Here is Python code for checking the structure and extracting the second-order matrices:

n = 48
n2 = n // 2

assert np.all(A[:n2, :n2] == 0)
assert np.all(A[:n2, n2:] == np.eye(n2))
assert np.all(B[:n2] == 0)
assert np.all(C[:, :n2] == 0)

Eso = -A[n2:, n2:]
Kso = -A[n2:, :n2]
Bso = B[n2:]
Cso = C[:, n2:]

Dimensions

First differential order

System structure:

\[ \begin{align} \dot{x}(t) &= A x(t) + B u(t) \\ y(t) &= C x(t) \end{align} \]

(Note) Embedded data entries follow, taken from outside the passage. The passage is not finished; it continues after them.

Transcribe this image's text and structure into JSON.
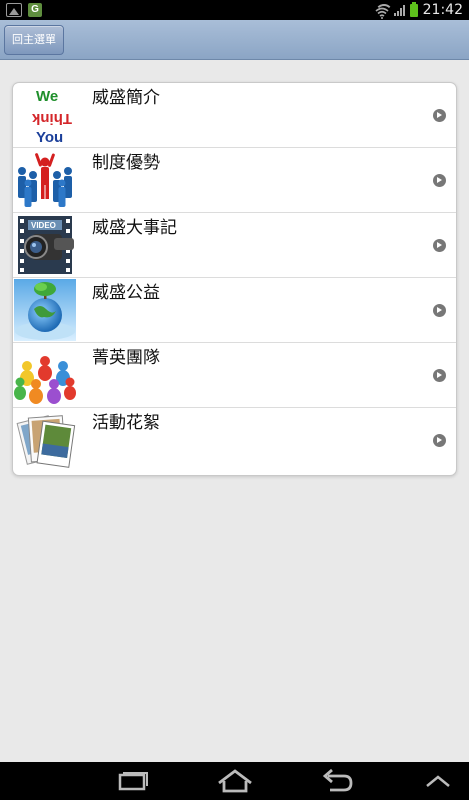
{
  "status_bar": {
    "time": "21:42",
    "notification_icons": [
      "image-icon",
      "g-app-icon"
    ],
    "g_app_letter": "G",
    "system_icons": [
      "wifi-icon",
      "signal-icon",
      "battery-icon"
    ],
    "battery_color": "#5ec21c"
  },
  "header": {
    "back_label": "回主選單"
  },
  "menu": {
    "items": [
      {
        "label": "威盛簡介",
        "icon": "we-think-you-icon",
        "logo_text": [
          "We",
          "Think",
          "You"
        ]
      },
      {
        "label": "制度優勢",
        "icon": "people-leader-icon"
      },
      {
        "label": "威盛大事記",
        "icon": "video-camera-icon",
        "logo_text": [
          "VIDEO"
        ]
      },
      {
        "label": "威盛公益",
        "icon": "globe-tree-icon"
      },
      {
        "label": "菁英團隊",
        "icon": "team-group-icon"
      },
      {
        "label": "活動花絮",
        "icon": "photo-album-icon"
      }
    ]
  },
  "nav_bar": {
    "buttons": [
      "recent-apps-icon",
      "home-icon",
      "back-icon",
      "menu-up-icon"
    ]
  }
}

System dimensions\[A \in \mathbb{R}^{48 \times 48}\], \(B \in \mathbb{R}^{48 \times 1}\), \(C \in \mathbb{R}^{1 \times 48}\).

Second differential order

System structure:

\[ \begin{align} \ddot{x}(t) + E \dot{x}(t) + K x(t) &= B u(t) \\ y(t) &= C_v \dot{x}(t) \end{align} \]

System dimensions\[E, K \in \mathbb{R}^{24 \times 24}\], \(B \in \mathbb{R}^{24 \times 1}\), \(C_v \in \mathbb{R}^{1 \times 24}\).

Citation

To cite this benchmark, use the following references:

  • For the benchmark itself and its data:
Niconet e.V., SLICOT - Subroutine Library in Systems and Control Theory, http://www.slicot.org
@MANUAL{slicot_build,
 title =        {{SLICOT} - Subroutine Library in Systems and Control Theory},
 organization = {Niconet e.V.}
 address =      {\url{http://www.slicot.org}},
 key =          {SLICOT}
}
  • For the background on the benchmark:
@ARTICLE{morAntSG01,
 author =       {A.C. Antoulas, D.C. Sorensen and S. Gugercin},
 title =        {A survey of model reduction methods for large-scale systems},
 journal =      {Contemporary Mathematics},
 volume =       {280},
 pages =        {193--219},
 year =         {2001},
 doi =          {10.1090/conm/280}
}

References

  1. A.C. Antoulas, D.C. Sorensen and S. Gugercin. A survey of model reduction methods for large-scale systems. Contemporary Mathematics, 280: 193--219, 2001.
  2. Y. Chahlaoui, P. Van Dooren, A collection of Benchmark examples for model reduction of linear time invariant dynamical systems, Working Note 2002-2: 2002.
  3. 3.0 3.1 Y. Chahlaoui, P. Van Dooren, Benchmark Examples for Model Reduction of Linear Time-Invariant Dynamical Systems, Dimension Reduction of Large-Scale Systems, Lecture Notes in Computational Science and Engineering, vol 45: 379--392, 2005.